Le corps étudiant de l’Université de Téhéran a réagi aux nouvelles lois en organisant une manifestation, lundi 13 mai, ce qui a entraîné des affrontements entre militants et partisans du régime. Selon Al Monitor, les étudiants auraient été attaqués après avoir lu une déclaration. Les instigateurs seraient des membres du Basij, une milice civile organisée par les pasdarans.
Iran Human Rights Monitor a rapporté le jour de la manifestation que les autorités du régime avaient déployé les membres du Basij sur le campus universitaire, dans le cadre de la même stratégie qui impliquait les forces de la police morale. Les informations indiquaient que les étudiants avaient commencé à observer une plus grande présence de la milice, plusieurs semaines avant les manifestations, souvent accompagnées d'agents en civil du ministère du renseignement.

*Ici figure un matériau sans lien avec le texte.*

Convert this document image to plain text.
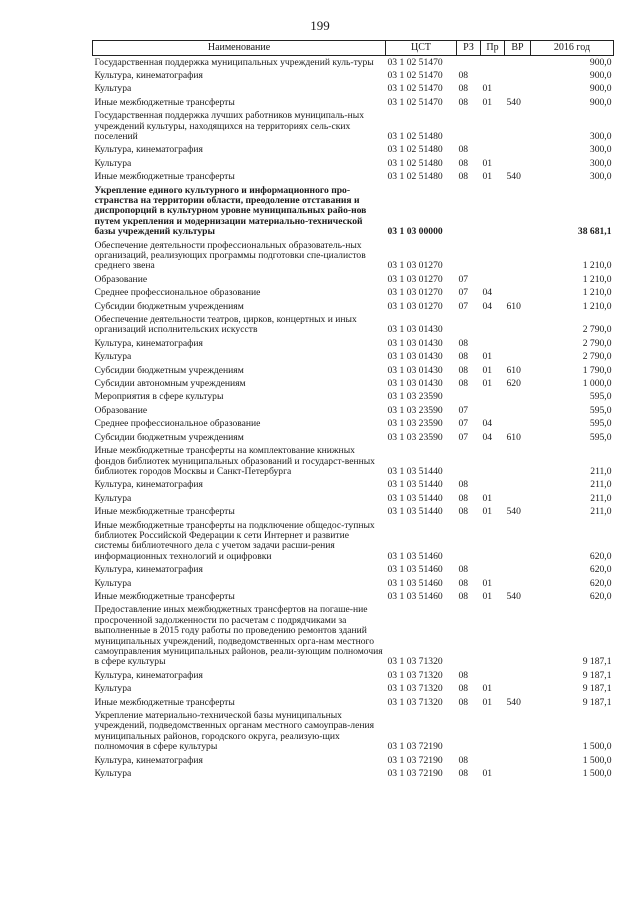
199
Наименование	ЦСТ	РЗ	Пр	ВР	2016 год
Государственная поддержка муниципальных учреждений куль-туры	03 1 02 51470				900,0
Культура, кинематография	03 1 02 51470	08			900,0
Культура	03 1 02 51470	08	01		900,0
Иные межбюджетные трансферты	03 1 02 51470	08	01	540	900,0
Государственная поддержка лучших работников муниципаль-ных учреждений культуры, находящихся на территориях сель-ских поселений	03 1 02 51480				300,0
Культура, кинематография	03 1 02 51480	08			300,0
Культура	03 1 02 51480	08	01		300,0
Иные межбюджетные трансферты	03 1 02 51480	08	01	540	300,0
Укрепление единого культурного и информационного про-странства на территории области, преодоление отставания и диспропорций в культурном уровне муниципальных райо-нов путем укрепления и модернизации материально-технической базы учреждений культуры	03 1 03 00000				38 681,1
Обеспечение деятельности профессиональных образователь-ных организаций, реализующих программы подготовки спе-циалистов среднего звена	03 1 03 01270				1 210,0
Образование	03 1 03 01270	07			1 210,0
Среднее профессиональное образование	03 1 03 01270	07	04		1 210,0
Субсидии бюджетным учреждениям	03 1 03 01270	07	04	610	1 210,0
Обеспечение деятельности театров, цирков, концертных и иных организаций исполнительских искусств	03 1 03 01430				2 790,0
Культура, кинематография	03 1 03 01430	08			2 790,0
Культура	03 1 03 01430	08	01		2 790,0
Субсидии бюджетным учреждениям	03 1 03 01430	08	01	610	1 790,0
Субсидии автономным учреждениям	03 1 03 01430	08	01	620	1 000,0
Мероприятия в сфере культуры	03 1 03 23590				595,0
Образование	03 1 03 23590	07			595,0
Среднее профессиональное образование	03 1 03 23590	07	04		595,0
Субсидии бюджетным учреждениям	03 1 03 23590	07	04	610	595,0
Иные межбюджетные трансферты на комплектование книжных фондов библиотек муниципальных образований и государст-венных библиотек городов Москвы и Санкт-Петербурга	03 1 03 51440				211,0
Культура, кинематография	03 1 03 51440	08			211,0
Культура	03 1 03 51440	08	01		211,0
Иные межбюджетные трансферты	03 1 03 51440	08	01	540	211,0
Иные межбюджетные трансферты на подключение общедос-тупных библиотек Российской Федерации к сети Интернет и развитие системы библиотечного дела с учетом задачи расши-рения информационных технологий и оцифровки	03 1 03 51460				620,0
Культура, кинематография	03 1 03 51460	08			620,0
Культура	03 1 03 51460	08	01		620,0
Иные межбюджетные трансферты	03 1 03 51460	08	01	540	620,0
Предоставление иных межбюджетных трансфертов на погаше-ние просроченной задолженности по расчетам с подрядчиками за выполненные в 2015 году работы по проведению ремонтов зданий муниципальных учреждений, подведомственных орга-нам местного самоуправления муниципальных районов, реали-зующим полномочия в сфере культуры	03 1 03 71320				9 187,1
Культура, кинематография	03 1 03 71320	08			9 187,1
Культура	03 1 03 71320	08	01		9 187,1
Иные межбюджетные трансферты	03 1 03 71320	08	01	540	9 187,1
Укрепление материально-технической базы муниципальных учреждений, подведомственных органам местного самоуправ-ления муниципальных районов, городского округа, реализую-щих полномочия в сфере культуры	03 1 03 72190				1 500,0
Культура, кинематография	03 1 03 72190	08			1 500,0
Культура	03 1 03 72190	08	01		1 500,0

Le Centre iranien des droits de l'homme a également rendu compte de la manifestation étudiante et de la répression qui en a suivi. Les remarques des étudiants ont mis en lumière l’importance de faire preuve de fermeté face à de tels affrontements, qui représentent des efforts pour limiter les droits déjà très limités de l’ensemble de la population. Ils ont déclaré : « Il ne faut pas oublier que le peu de liberté dont disposent les étudiants dans cette université en matière de tenue vestimentaire ne tient pas à la gentillesse des autorités et des administrateurs, mais à la résistance sans faille et à la persévérance des étudiants pour obtenir leurs droits inaliénables ».
La dernière opération de répression découlerait d'une décision du Comité pour l'islamisation des universités. Mais dans un sens plus large, on peut dire que cela découle de la réponse du régime à la participation de longue date des étudiants à des manifestations anti-gouvernementales, y compris le soulèvement massif qui a commencé en décembre 2017 et s'est poursuivi pendant une grande partie de janvier 2018. Le CDHI a signalé que plus de 150 étudiants ont été arrêtés en lien avec ce mouvement et qu'au moins 22 d'entre eux ont été « condamnés à de lourdes peines de prison » pour des raisons liées à la sécurité nationale en raison de leur participation pacifique.
Le soulèvement à l’échelle nationale a notamment coïncidé avec le début des manifestations contre la « Rue de la Révolution » et les affrontements survenus à l’Université de Téhéran ont mis en évidence le lien de la population étudiante avec les deux. Alors que l’opposition à une application plus stricte des lois obligatoires sur le hijab a été l’impulsion claire de la manifestation des étudiants, le CDHI a signalé qu’ils ont également chanté des slogans avec des messages plus larges. Parmi ceux-ci figuraient des refrains qui étaient devenus familiers en janvier de l'année dernière, comme celui qui identifiait les deux factions de la politique iranienne dominante afin de les informer que le « jeu est terminé ».